I used to love this pithy quote but reflecting on it more recently this doesn't seem like something limited to fascists or fascism. Indeed, this kind of thinking is used by those of any political leaning when ideology becomes more important than principles. An obvious example is the USSR.
Authoritarianism is the umbrella term describing the behaviour of both fascist states and various others. AFAIK all fascist states have been authoritarian - but it’s a common outcome anytime the people running the government are replaced en masse.

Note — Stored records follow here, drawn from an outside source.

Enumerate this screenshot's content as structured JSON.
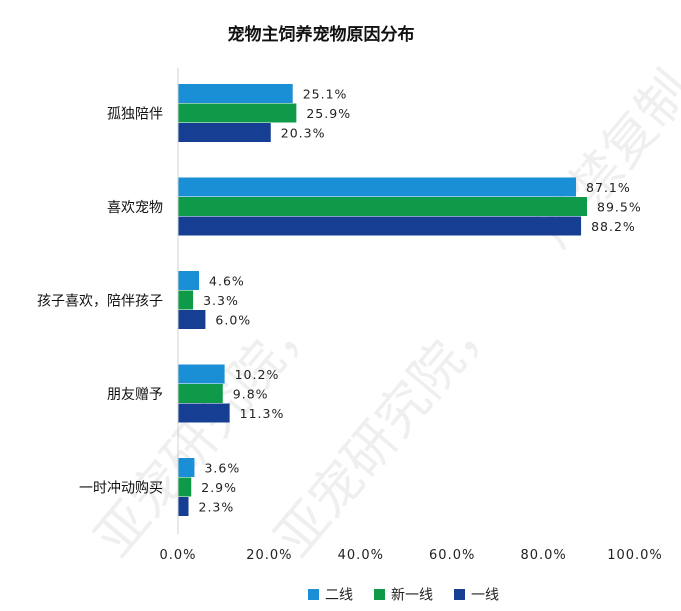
{
  "chart_data": {
    "type": "bar",
    "orientation": "horizontal",
    "title": "宠物主饲养宠物原因分布",
    "categories": [
      "孤独陪伴",
      "喜欢宠物",
      "孩子喜欢，陪伴孩子",
      "朋友赠予",
      "一时冲动购买"
    ],
    "series": [
      {
        "name": "二线",
        "color": "#1a8fd6",
        "values": [
          25.1,
          87.1,
          4.6,
          10.2,
          3.6
        ]
      },
      {
        "name": "新一线",
        "color": "#0f9a4a",
        "values": [
          25.9,
          89.5,
          3.3,
          9.8,
          2.9
        ]
      },
      {
        "name": "一线",
        "color": "#163f94",
        "values": [
          20.3,
          88.2,
          6.0,
          11.3,
          2.3
        ]
      }
    ],
    "x_ticks": [
      0,
      20,
      40,
      60,
      80,
      100
    ],
    "x_tick_labels": [
      "0.0%",
      "20.0%",
      "40.0%",
      "60.0%",
      "80.0%",
      "100.0%"
    ],
    "xlim": [
      0,
      100
    ],
    "value_format": "percent-1dp",
    "grid": false,
    "legend_position": "bottom"
  },
  "watermark": {
    "text_1": "亚宠研究院，",
    "text_2": "严禁复制"
  }
}
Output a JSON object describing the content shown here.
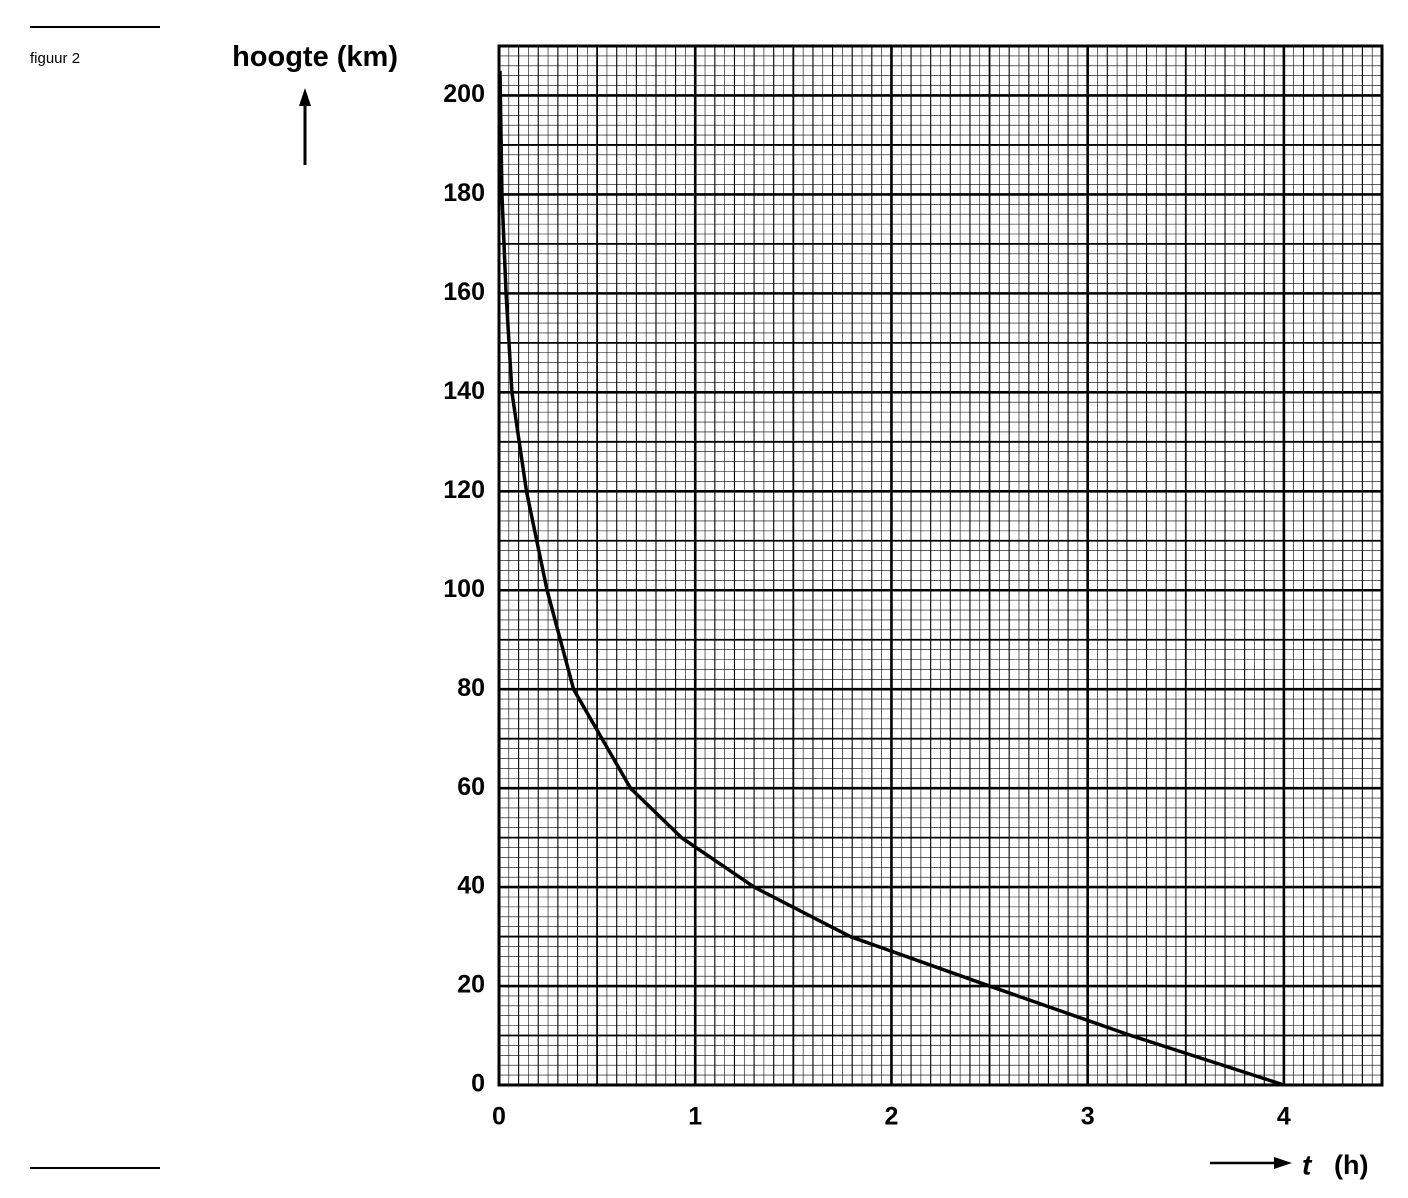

Good point, and much harder to challenge. If the majority is against an authoritarian there's protests and sabotage of social structures. If the majority oppresses a fringe group, it's often socially encouraged
For these reasons, I personally believe authoritarianism cannot be opposed without a solid foundation of individualism. The problem becomes that explaining ideological nuance is rarely politically expedient or even rhetorically effective. Appeals to collectivism are more easily digested by the masses.
that's kind of what the USA is going through right now but it's more aptly described as "tyranny of the plurality" because Trump didn't win either majority of of registered voters or majority of the actual vote.
Regardless of tiresome partisan hyperbole, I don't regard the substance of this administration's actions as any more authoritarian the previous or the status quo. In the specific instances where state power has been expanded, I regard it as part of the general trend of expansion. The trend is more indicative of the overall incentives and structure of governance, rather than specific political actors. Similarly, partisan recriminations fit with the same pattern.
IMO, Obama claiming the power to assassinate US citizens on US soil (by declaring them "foreign combatants") was primarily different in that he only used it a little bit.
This is a great example of the horseshoe theory of politics [0], which I believe in very strongly. I made a separate post if anyone cares to discuss it. [1]
It’s based on the flawed assumption that politics can or should be understood on a single axis. It can’t and shouldn’t be. That heuristic is wrong.
If viewed on a 2d axis, the “cohorts that appear similar” on the ends of the horseshoe are still on opposing ends of one of the axes, despite being near each other on another axis.
Horseshoe theory has always read like a Pythagorean epicycle to me, an attempt to redeem a broken model. For a reductive political model, I prefer the 2 dimensional Collectivist-Individualist, Authoritarian-Libertarian axes. No need to literally contort the outdated Left-Right spectrum.
An added benefit is you get to avoid annoying semantic battles such as whether Nazis or Fascists are Right wing or Left wing.
Plus you get to add other axes as needed. My favorite, perhaps relevant today, is principled vs. expedient: do we apply principles like this "Rights" stuff impartially, even to people with whom we disagree, or do we just git 'r done?
To me, the horshoe theory is just a step in the right direction. It shows the limits of a straight 1D line to describe politics, and is a stepping-off point for deeper exploration.
Ideally, maybe we would describe a person's politics with something like a tensor, where each value is the person's support of a specific policy.
Hmm. I guess I feel that "The Horseshoe Theory" is worse than useless. It implies that as someone gets "too much" Right or Left, they inevitably become authoritarian, as if centrists cannot be authoritarian. It equates "weirdness" with "bad". I'd argue that we should skip straight to identifying "authoritarianism" as the problem, and the not having weird or even extreme leftist or rightist ideas.
Absolutely. See "the only moral abortion is my abortion".
Republicans can play all sorts of games because their mistresses will always be able to get an abortion on the DL without consequence, while "single black mom? 25 to life for murder!"